Proof $|a-b| \lt \frac{|a|}{2} \rightarrow |b| \gt \frac{|a|}{2}$

Question

In this answer to a question of mine, in the second paragraph, the author uses an expression analogous to $|a-b| \lt \frac{|a|}{2}$ , and then in the parenteses says that it implies that $|b| \gt \frac{|a|}{2}$.

It didn't seem obvious to me so I tried to prove it:

I assumed $|a-b| \lt \frac{|a|}{2}$, which is equivalent to $-\frac{|a|}{2} \lt a-b \lt \frac{|a|}{2}$. Adding b to both sides gets

$$ b-\frac{|a|}{2} \lt a \lt b+ \frac{|a|}{2}$$

Noting that $b \leq |b|$ and $-|b| \leq b$ we obtain

$$-|b| - \frac{|a|}{2} \lt a \lt |b| + \frac{|a|}{2}$$

$$\iff |a| \lt |b| + \frac{|a|}{2} \iff |b| \gt \frac{|a|}{2}. \square $$

This was not too easy for me so my questions are:

$\bullet$ Is this proof correct?

$\bullet$ Is there an easier way to prove this?

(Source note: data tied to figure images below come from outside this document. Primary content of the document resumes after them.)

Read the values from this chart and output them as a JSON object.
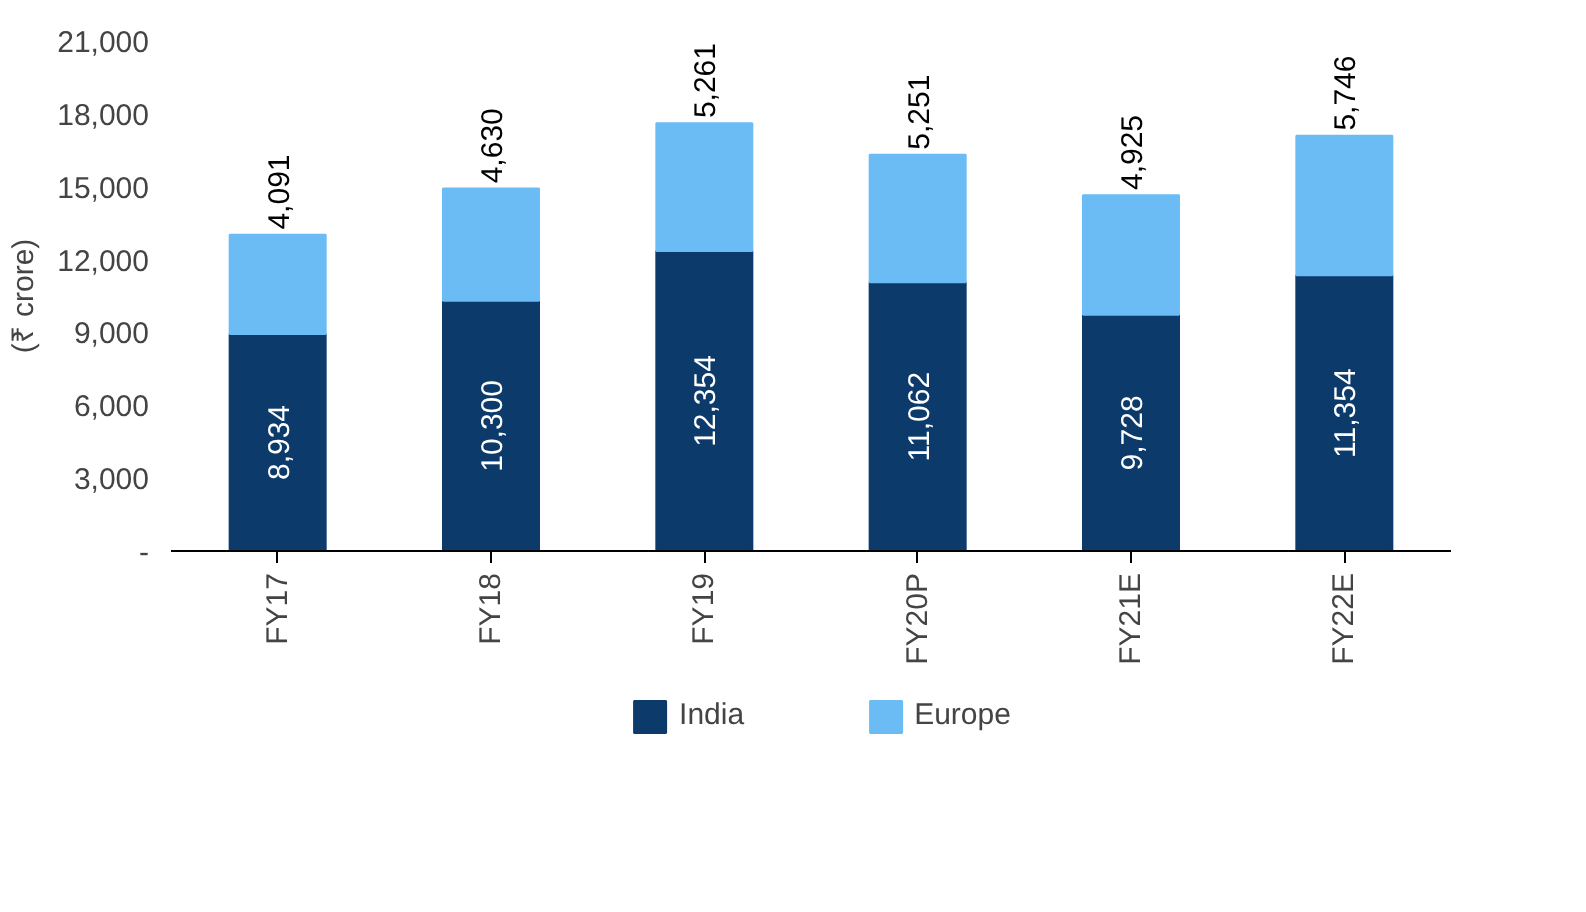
{
  "chart_data": {
    "type": "bar",
    "stacked": true,
    "ylabel": "(₹ crore)",
    "categories": [
      "FY17",
      "FY18",
      "FY19",
      "FY20P",
      "FY21E",
      "FY22E"
    ],
    "series": [
      {
        "name": "India",
        "color": "#0b3a6b",
        "values": [
          8934,
          10300,
          12354,
          11062,
          9728,
          11354
        ],
        "value_labels": [
          "8,934",
          "10,300",
          "12,354",
          "11,062",
          "9,728",
          "11,354"
        ]
      },
      {
        "name": "Europe",
        "color": "#6bbcf5",
        "values": [
          4091,
          4630,
          5261,
          5251,
          4925,
          5746
        ],
        "value_labels": [
          "4,091",
          "4,630",
          "5,261",
          "5,251",
          "4,925",
          "5,746"
        ]
      }
    ],
    "ylim": [
      0,
      21000
    ],
    "yticks": [
      {
        "value": 0,
        "label": "-"
      },
      {
        "value": 3000,
        "label": "3,000"
      },
      {
        "value": 6000,
        "label": "6,000"
      },
      {
        "value": 9000,
        "label": "9,000"
      },
      {
        "value": 12000,
        "label": "12,000"
      },
      {
        "value": 15000,
        "label": "15,000"
      },
      {
        "value": 18000,
        "label": "18,000"
      },
      {
        "value": 21000,
        "label": "21,000"
      }
    ],
    "legend": "bottom"
  }
}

$\bullet$ How is a more experienced mathematician able to deal with these inequalities so easily, that (s)he doesn't need to write them down when using them in a proof?

Answer 1

Your proof is correct.

You can also use triangle inequality: $$|a| \le |a-b|+|b| < \frac{|a|}{2}+|b| \implies \frac{|a|}{2} < |b|.$$

Answer 2

Remember that $|x|^2 = x^2$. If you square it you get $$4(a-b)^2< a^2$$ so $$(2a-2b-a)(2a-2b+a)<0$$ or $$(a-2b)(3a-2b)<0$$

solving this quadratic inequality on $b$ we conclude that $$\boxed{\color{red}{{a\over 2}<b<{3a\over 2}}}$$

Answer 3

When I read your hypothesis, $|a-b| \lt \frac{|a|}{2}$, this is what I mentally translated it into: The distance from $a$ to $b$ is less than half the distance from $a$ to $0$. I concluded that $b$ must be closer to $a$ than to $0$; that is, $b$ is further from $0$ (in the direction toward $a$) than the halfway point $\frac{a}{2}$ is. In symbols, that becomes $|b| \gt |\frac{a}{2}|$.